“Ed and I actually met in a bar, one night in San Diego. I learned he was in the military, we exchanged phone numbers, and not too long after that, he invited me to go to a Navy ball. My family is Indian and the culture is such that my parents wanted me to marry an engineer or a doctor. Their perception of the military was it was for people who didn’t succeed academically to advance to earn a 4 year degree.
“I had no concept of military life. The night of the Navy ball, I decided I didn’t want to go and I told him I wasn’t really feeling well. I stayed home, he left the ball early and came over in his dress whites and brought soup and a movie. I knew in that moment that he was someone I didn’t want to let go. Randomly, my dad asked if I was dating anyone, and when I told him about my military man, he told me that really he just wanted me to be happy. They met him a few weeks later, and my dad told me about when he immigrated to the United States and he wrote letters to my mom, back in India. Her parents wanted her to marry someone more affluent, somebody rich and famous, but they were in love, and my dad saw that in my relationship, too.
“Ed deployed soon after and we had an email relationship. The more I learned about him, the more I liked him. He wanted me to know all about the military life. With all the acronyms and etiquette, he realized it was more of a culture than just a job, so he took me to pre-deployment briefs and gave me the 4-1-1 on life in the Navy. When he returned from deployment, we got engaged. We went to the church to speak with the pastor and got married a week later. It was one year, one month, one day after we had first met. We moved from San Diego to Monterey and then Rhode Island. We were married but I had just started graduate school, so he went to Rhode Island and I stayed in California. It was during that time that I first heard about United Through Reading. They’d given an emotional plea for volunteers and I loved the idea behind it — uniting families during deployment through the service member reading bedtime stories. United Through Reading would record the stories on video and would send the families a copy. It was before Skype, before FaceTime. It was such a special mission and I wanted to be a part of it. Even though we didn’t have children, I could imagine this as the ‘go to’ resource we would need when we had kids of our own.
“Ed deployed again when I was pregnant and came home just in time for the birth. We’d spent more time apart then we had together but we made it work! I finished grad school and I was looking for a new opportunity. I started as a program manager for a grant at a community college and I’ll be honest, I hated it. There was no camaraderie, no flexibility, and I wasn’t happy there. I wanted those things in a job. The Indian culture is such that your work becomes your lifestyle, with how you speak, your traditions, your passions. You see that in the military community, and I wanted to find a piece of it too, in my own career.

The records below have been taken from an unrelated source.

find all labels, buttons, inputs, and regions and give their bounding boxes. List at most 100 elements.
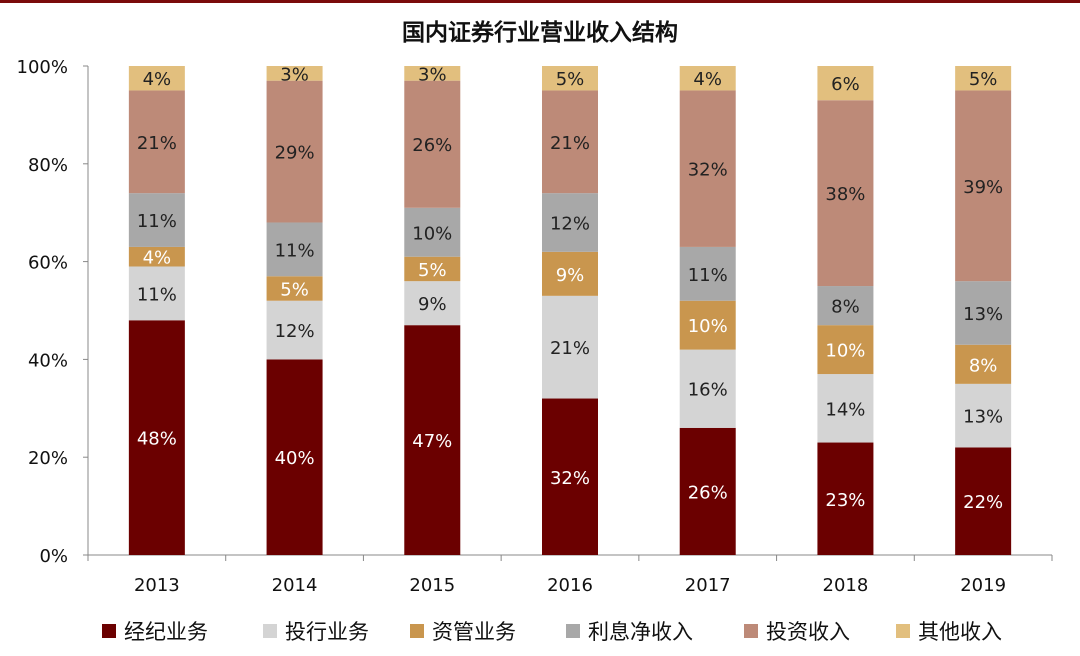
data-label: 6% bbox=[831, 74, 860, 95]
data-label: 13% bbox=[963, 304, 1003, 325]
legend-label: 经纪业务 bbox=[124, 620, 208, 644]
data-label: 39% bbox=[963, 177, 1003, 198]
data-label: 21% bbox=[550, 338, 590, 359]
y-tick-label: 0% bbox=[39, 546, 68, 567]
data-label: 47% bbox=[412, 431, 452, 452]
data-label: 4% bbox=[693, 69, 722, 90]
x-tick-label: 2019 bbox=[960, 575, 1006, 596]
bar-segment-2015-投行业务 bbox=[404, 281, 461, 326]
bar-segment-2019-其他收入 bbox=[955, 66, 1012, 91]
x-tick-label: 2016 bbox=[547, 575, 593, 596]
bar-segment-2019-经纪业务 bbox=[955, 447, 1012, 555]
data-label: 10% bbox=[412, 223, 452, 244]
x-tick-label: 2017 bbox=[685, 575, 731, 596]
data-label: 11% bbox=[137, 211, 177, 232]
data-label: 9% bbox=[418, 294, 447, 315]
bar-segment-2014-资管业务 bbox=[266, 276, 323, 301]
bar-segment-2015-利息净收入 bbox=[404, 207, 461, 257]
chart-title: 国内证券行业营业收入结构 bbox=[402, 19, 678, 46]
data-label: 8% bbox=[831, 297, 860, 318]
bar-segment-2013-资管业务 bbox=[128, 246, 185, 267]
legend-label: 投资收入 bbox=[766, 620, 850, 644]
bar-segment-2018-投行业务 bbox=[817, 374, 874, 443]
bar-segment-2013-其他收入 bbox=[128, 66, 185, 91]
y-tick-label: 100% bbox=[17, 57, 68, 78]
top-border-line bbox=[0, 0, 1080, 3]
legend-swatch-投资收入 bbox=[744, 624, 758, 638]
bar-segment-2016-经纪业务 bbox=[542, 398, 598, 555]
bar-segment-2016-投资收入 bbox=[542, 90, 598, 194]
bar-segment-2013-投行业务 bbox=[128, 266, 185, 321]
data-label: 3% bbox=[418, 64, 447, 85]
bar-segment-2014-其他收入 bbox=[266, 66, 323, 81]
bar-segment-2016-资管业务 bbox=[542, 251, 598, 296]
data-label: 14% bbox=[825, 399, 865, 420]
bar-segment-2014-投行业务 bbox=[266, 300, 323, 360]
bar-segment-2019-投资收入 bbox=[955, 90, 1012, 282]
bar-segment-2014-投资收入 bbox=[266, 80, 323, 223]
data-label: 16% bbox=[688, 380, 728, 401]
bar-segment-2018-其他收入 bbox=[817, 66, 874, 101]
legend-swatch-其他收入 bbox=[896, 624, 910, 638]
y-tick-label: 80% bbox=[28, 155, 68, 176]
bar-segment-2017-投行业务 bbox=[679, 349, 736, 428]
data-label: 23% bbox=[825, 490, 865, 511]
legend-swatch-经纪业务 bbox=[102, 624, 116, 638]
bar-segment-2018-经纪业务 bbox=[817, 442, 874, 555]
bar-segment-2019-资管业务 bbox=[955, 344, 1012, 384]
legend-swatch-资管业务 bbox=[410, 624, 424, 638]
bar-segment-2018-投资收入 bbox=[817, 100, 874, 287]
data-label: 13% bbox=[963, 407, 1003, 428]
y-tick-label: 40% bbox=[28, 350, 68, 371]
data-label: 21% bbox=[550, 133, 590, 154]
bar-segment-2017-投资收入 bbox=[679, 90, 736, 247]
legend-swatch-投行业务 bbox=[263, 624, 277, 638]
data-label: 4% bbox=[143, 69, 172, 90]
x-tick-label: 2015 bbox=[409, 575, 455, 596]
data-label: 5% bbox=[418, 260, 447, 281]
data-label: 11% bbox=[275, 240, 315, 261]
legend-label: 资管业务 bbox=[432, 620, 516, 644]
bar-segment-2016-投行业务 bbox=[542, 295, 598, 399]
bar-segment-2013-利息净收入 bbox=[128, 193, 185, 247]
bar-segment-2014-经纪业务 bbox=[266, 359, 323, 555]
y-tick-label: 60% bbox=[28, 253, 68, 274]
data-label: 22% bbox=[963, 492, 1003, 513]
bar-segment-2013-投资收入 bbox=[128, 90, 185, 194]
bar-segment-2019-利息净收入 bbox=[955, 281, 1012, 345]
bar-segment-2017-其他收入 bbox=[679, 66, 736, 91]
bar-segment-2017-利息净收入 bbox=[679, 246, 736, 301]
legend-label: 利息净收入 bbox=[588, 620, 693, 644]
data-label: 21% bbox=[137, 133, 177, 154]
bar-segment-2015-资管业务 bbox=[404, 256, 461, 282]
data-label: 38% bbox=[825, 184, 865, 205]
data-label: 5% bbox=[556, 69, 585, 90]
data-label: 32% bbox=[688, 160, 728, 181]
bar-segment-2018-利息净收入 bbox=[817, 286, 874, 326]
bar-segment-2018-资管业务 bbox=[817, 325, 874, 375]
bar-segment-2015-经纪业务 bbox=[404, 325, 461, 555]
data-label: 40% bbox=[275, 448, 315, 469]
bar-segment-2015-其他收入 bbox=[404, 66, 461, 81]
data-label: 11% bbox=[137, 284, 177, 305]
x-tick-label: 2014 bbox=[272, 575, 318, 596]
data-label: 29% bbox=[275, 143, 315, 164]
data-label: 10% bbox=[688, 316, 728, 337]
legend-label: 投行业务 bbox=[285, 620, 369, 644]
bar-segment-2017-经纪业务 bbox=[679, 427, 736, 555]
data-label: 3% bbox=[280, 64, 309, 85]
data-label: 11% bbox=[688, 265, 728, 286]
data-label: 48% bbox=[137, 429, 177, 450]
data-label: 10% bbox=[825, 341, 865, 362]
bar-segment-2014-利息净收入 bbox=[266, 222, 323, 277]
data-label: 4% bbox=[143, 248, 172, 269]
data-label: 12% bbox=[275, 321, 315, 342]
data-label: 32% bbox=[550, 468, 590, 489]
bar-segment-2016-其他收入 bbox=[542, 66, 598, 91]
bar-segment-2016-利息净收入 bbox=[542, 193, 598, 252]
data-label: 12% bbox=[550, 213, 590, 234]
bar-segment-2013-经纪业务 bbox=[128, 320, 185, 555]
y-tick-label: 20% bbox=[28, 448, 68, 469]
bar-segment-2017-资管业务 bbox=[679, 300, 736, 350]
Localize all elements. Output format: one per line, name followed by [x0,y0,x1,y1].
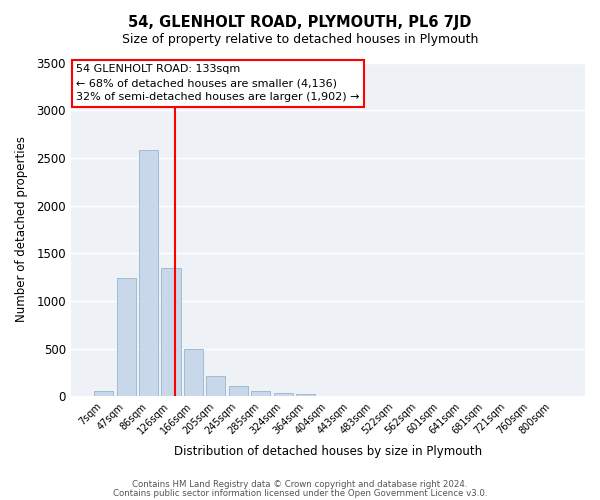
Bar [206,376,226,396]
Text: Size of property relative to detached houses in Plymouth: Size of property relative to detached ho… [122,32,478,46]
Bar [274,393,293,396]
Bar [139,150,158,396]
Text: 54 GLENHOLT ROAD: 133sqm
← 68% of detached houses are smaller (4,136)
32% of sem: 54 GLENHOLT ROAD: 133sqm ← 68% of detach… [76,64,359,102]
Bar [184,348,203,397]
Bar [94,391,113,396]
Bar [116,278,136,396]
Text: 54, GLENHOLT ROAD, PLYMOUTH, PL6 7JD: 54, GLENHOLT ROAD, PLYMOUTH, PL6 7JD [128,15,472,30]
Text: Contains public sector information licensed under the Open Government Licence v3: Contains public sector information licen… [113,488,487,498]
Y-axis label: Number of detached properties: Number of detached properties [15,136,28,322]
X-axis label: Distribution of detached houses by size in Plymouth: Distribution of detached houses by size … [174,444,482,458]
Bar [229,386,248,396]
Bar [251,391,270,396]
Bar [296,394,315,396]
Text: Contains HM Land Registry data © Crown copyright and database right 2024.: Contains HM Land Registry data © Crown c… [132,480,468,489]
Bar [161,268,181,396]
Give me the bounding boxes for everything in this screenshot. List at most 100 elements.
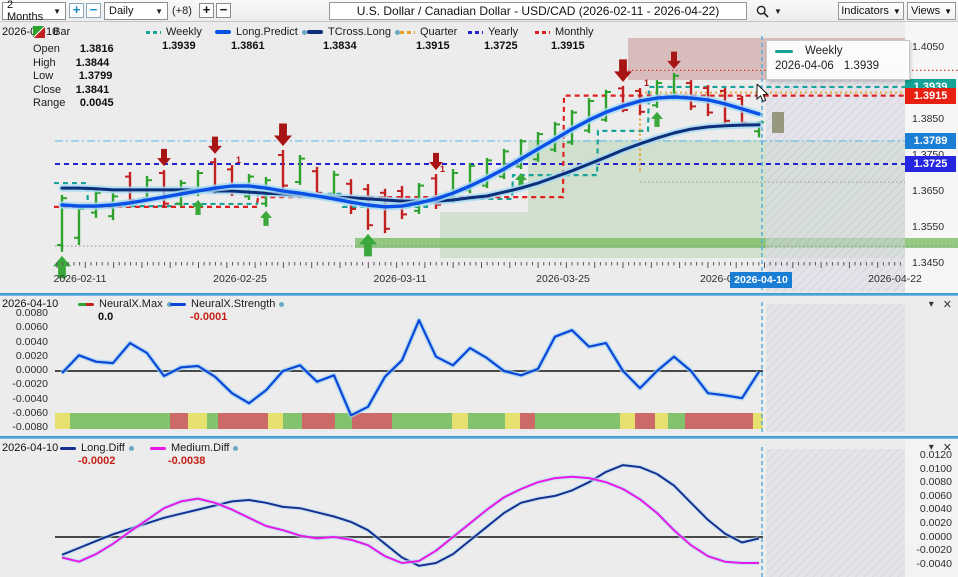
signal-arrows — [53, 51, 681, 279]
date-axis-label: 2026-04-22 — [868, 273, 922, 285]
medium-diff-line — [61, 475, 759, 564]
panel-controls: ▾ ✕ — [929, 441, 952, 454]
panel-separator[interactable] — [0, 293, 958, 296]
info-dot-icon[interactable] — [128, 445, 134, 451]
date-axis-label: 2026-0 — [700, 273, 733, 285]
legend-value: 0.0 — [98, 311, 113, 323]
legend-name: Long.Predict — [236, 26, 298, 38]
diff-panel: 2026-04-10 Long.Diff -0.0002 Medium.Diff -0… — [0, 439, 958, 577]
offset-decrease-button[interactable]: − — [216, 3, 231, 18]
chevron-down-icon: ▼ — [774, 6, 782, 16]
bar-series-legend: Bar — [33, 26, 71, 39]
legend-name: Monthly — [555, 26, 594, 38]
date-axis-label: 2026-02-11 — [53, 273, 107, 285]
neuralx-axis-label: -0.0060 — [12, 406, 48, 419]
info-dot-icon[interactable] — [394, 29, 400, 35]
legend-value: -0.0002 — [78, 455, 115, 467]
forecast-bar — [772, 112, 784, 133]
interval-select-value: Daily — [109, 5, 134, 17]
legend-name: Quarter — [420, 26, 458, 38]
range-increase-button[interactable]: + — [69, 3, 84, 18]
price-axis-label: 1.3550 — [912, 221, 945, 233]
chevron-down-icon: ▼ — [944, 6, 953, 16]
tooltip-series-name: Weekly — [805, 45, 843, 57]
price-badge: 1.3915 — [905, 87, 956, 104]
price-axis-label: 1.4050 — [912, 41, 945, 53]
indicators-button[interactable]: Indicators ▼ — [838, 2, 904, 20]
offset-increase-button[interactable]: + — [199, 3, 214, 18]
info-dot-icon[interactable] — [301, 29, 307, 35]
toolbar: 2 Months ▼ + − Daily ▼ (+8) + − U.S. Dol… — [0, 0, 958, 23]
collapse-panel-icon[interactable]: ▾ — [928, 442, 934, 453]
future-window — [766, 449, 905, 577]
legend-value-text: -0.0038 — [168, 455, 206, 467]
legend-value-text: -0.0001 — [190, 311, 228, 323]
indicators-button-label: Indicators — [841, 5, 889, 17]
collapse-panel-icon[interactable]: ▾ — [928, 299, 934, 310]
legend-item-tcross-long: TCross.Long — [307, 26, 400, 38]
ohlc-row: Close 1.3841 — [33, 84, 109, 96]
close-panel-icon[interactable]: ✕ — [942, 442, 952, 454]
legend-value: -0.0038 — [168, 455, 205, 467]
diff-chart[interactable] — [0, 439, 958, 577]
legend-name: Yearly — [488, 26, 519, 38]
ohlc-label: Low — [33, 70, 54, 82]
panel-controls: ▾ ✕ — [929, 298, 952, 311]
neuralx-axis-label: 0.0000 — [15, 364, 48, 376]
legend-item-neuralx-strength: NeuralX.Strength — [170, 298, 285, 310]
legend-line-icon — [170, 302, 186, 306]
crosshair-date: 2026-04-10 — [2, 298, 59, 310]
close-panel-icon[interactable]: ✕ — [942, 299, 952, 311]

“I contacted United Through Reading, as I saw all of the things I was looking for there, when I volunteered for them. They had an opening in data management and I couldn’t wait to get started. As times have changed, so too has my job, and now I serve as the Director of Campaigns and Initiatives. It’s an incredible place to work. We all work virtually, but definitely as a team. The work and the people have truly become a part of our family. Seeing these brave and courageous men and women reading a children’s book to their loved ones left behind … My eyes are welling up even talking about it! I cry every time I watch a video. To hear these kids react; to know the unbreakable emotional connection between parents and their children … it’s indescribable. Long distance is always hard, but programs like United Through Reading help keep our military families strong. To be a part of it all is both humbling and rewarding.”